A focused guide to Named Stage Copying, connecting core concepts with practical Docker and container operations.

Named stage copying is the practice of using COPY --from=<stage-name> to transfer specific files from a previously defined, explicitly named stage into the current stage, forming the actual mechanism by which artifacts move across the boundaries multi-stage builds establish.

Basic Named Stage Copying

The most direct use copies a single file or directory from a named stage into the current one.

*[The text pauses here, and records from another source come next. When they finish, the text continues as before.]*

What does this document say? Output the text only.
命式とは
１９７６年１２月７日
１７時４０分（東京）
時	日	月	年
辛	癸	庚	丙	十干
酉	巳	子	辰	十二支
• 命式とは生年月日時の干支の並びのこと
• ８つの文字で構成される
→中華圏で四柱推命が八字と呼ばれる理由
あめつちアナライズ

FROM golang:1.22 AS builder
RUN go build -o /out/app .

FROM scratch
COPY --from=builder /out/app /app
Copying From a Stage Defined Earlier in a Longer Chain

In a Dockerfile with several stages, COPY --from can reference any previously defined stage by name, not just the immediately preceding one.

FROM node:20 AS base
RUN npm install -g pnpm

FROM base AS build
COPY . .
RUN pnpm install && pnpm run build

FROM nginx:alpine
COPY --from=build /app/dist /usr/share/nginx/html

The final stage copies directly from build, skipping over base entirely, since only build's output is actually needed in the final image.

Copying From an External Image, Not Just a Local Stage

COPY --from can also reference an entirely separate image, not just a stage defined within the current Dockerfile, which is useful for pulling in a specific tool or artifact from a pre-built image elsewhere.

COPY --from=alpine:3.19 /etc/ssl/certs /etc/ssl/certs
Verifying the Right Files Were Actually Copied

Confirming a named-stage copy operation actually transferred the expected files helps catch a path mistake before it becomes a deployment surprise.

docker run --rm myapp:1.0 ls -la /usr/share/nginx/html
Why Named Stage Copying Matters

COPY --from referencing named stages is the core mechanism that makes multi-stage builds practically useful, providing a precise, explicit, and resilient way to move exactly the needed artifacts across stage boundaries without depending on fragile positional references.